Edinilen bilgiye göre, Jandarma Uzman Onbaşı Sabri Acem (26) 2014’te Ayşegül Acem ile evlendi.Şiddetli geçimsizlik nedeniyle düğünden 2 ay sonra genç kadın evini terk edip 23 Eylül 2014’te boşanma davası açtı, eşi ise girdiği sınavları kazanarak Jandarma Uzman Onbaşı oldu.Sabri Acem, 2015’te Ölüm Yardım Beyannamesi doldurup, ’Görevdeyken ölmesi halinde ölüm yardımının babası, annesi ve kardeşine ödenmesini’ talep etti.  Boşanma davası devam ederken, Uzman Onbaşı Sabri Acem, terör örgütü PKK’nın 24 Mart 2016’da karakola düzenlediği bombalı saldırıda şehit oldu.
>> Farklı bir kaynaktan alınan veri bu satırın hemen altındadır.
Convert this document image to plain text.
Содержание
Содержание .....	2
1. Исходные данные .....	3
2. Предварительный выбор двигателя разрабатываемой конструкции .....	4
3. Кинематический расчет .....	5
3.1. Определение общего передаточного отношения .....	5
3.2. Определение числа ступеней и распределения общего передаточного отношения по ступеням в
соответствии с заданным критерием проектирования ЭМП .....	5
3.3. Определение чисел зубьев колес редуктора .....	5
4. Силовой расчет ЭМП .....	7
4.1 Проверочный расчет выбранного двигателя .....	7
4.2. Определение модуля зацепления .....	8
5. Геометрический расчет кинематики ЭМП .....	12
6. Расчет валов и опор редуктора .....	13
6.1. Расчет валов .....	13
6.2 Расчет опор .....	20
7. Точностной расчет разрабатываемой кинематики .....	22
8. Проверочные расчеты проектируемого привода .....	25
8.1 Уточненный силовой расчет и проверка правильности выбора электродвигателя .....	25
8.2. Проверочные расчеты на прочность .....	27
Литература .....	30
Baba Erkan Acem (49) ile anne Seval Acem (48), devlet tarafından oğlu için verilen yaklaşık 96 bin TL’lik ölüm yardımının, boşanma aşamasındaki eşi Ayşegül Acem tarafından alındığını öğrenince isyan etti.
KOCASINI EN ZOR GÜNÜNDE TERK ETTTİ
Oğlunun verdiği beyanına rağmen paranın Ayşegül Acem'e verildiğini ifade eden baba Erkan Acem, bu konuyla ilgili 11 Nisan’da Mersin 3. Aile Mahkemesi’nin de ihtiyati tedbir kararı aldığını söyledi.Ancak bunlara rağmen yaklaşık 96 bin TL’nin boşanma davası açan Ayşegül Acem’in hesabına yatırıldığını, paranın da 27 Nisan’da hesaptan çekildiğini ifade eden baba Acem, devletin gereğini yapmasını istedi.
Baba Acem, “Oğlum 24 Mart Tarihinde şehit olmuştur ve oğlumun sadece 2 aylık bir evlilikle Kıbrıs’ta beraber olduğu Ayşegül ismindeki şahıs oğlumu terk ederek, aldığı maaşı beğenmeyerek, havai bir yaşam isteyerek oğlumu terk etmiştir. Mersin’e gelip 23 Eylül 2014 tarihinde oğluma boşanma davası açmıştır ve oğlum bunu hazmedemeyerek “devlete sırtımı dayayacağım, resmi elbiseyi giyeceğim” diyerek, sınavlara girerek uzman çavuş olarak göreve başladı. Evladımızı 24 Mart’ta kaybettik ve iki senedir arkasını arayıp sormayan bir şahıs, şehidimizin cenazesinde bile olmayan şahıs bankadan 96.000 TL parasını çekebilecek kadar kendini düşürüyor. Oğlumun ayrıca orduda operasyonlara çıkarken ‘ölüm yardım beyannamesi’ adı altında el yazısıyla yazılmış, bıraktığı bir verasetnamemiz var. Buna rağmen böyle bir şahıs 2 sene sonra ortaya çıkıp “ben mirasçısıyım” diyebilecek kadar kendini düşürebiliyor. Keşke yanımızda olsaydı, keşke bizim yanımızda, oğlumun yanında sonuna kadar olsaydı bütün haklarımı ben de ona devretseydim. 11 Nisan’da alınmış tedbir kararımız var ‘bu kız hiçbir hakkını kullanamaz, yardımlardan faydalanamaz’ diye. Buna rağmen devletimiz bu insana 27 Haziran’da 96.000 TL ödeyebiliyor. Devlet yetkililerimizden gereğinin yapılmasını arz ediyorum. Yüce Türk Adaletin sesleniyorum buradan, anne baba karşısında 26 senelik bir emek ve 2 aylık bir birliktelik ki kocasını en zor gününde bile terk etmiş, kaçmış bir şahıs 2 sene sonra ortaya çıkıp “ben mirasçısıyım” diyebiliyorsa diyebileceğim başka bir şey yoktur. Yetkililerden ve adaletin yerine getirilmesini istiyorum” şeklinde konuştu.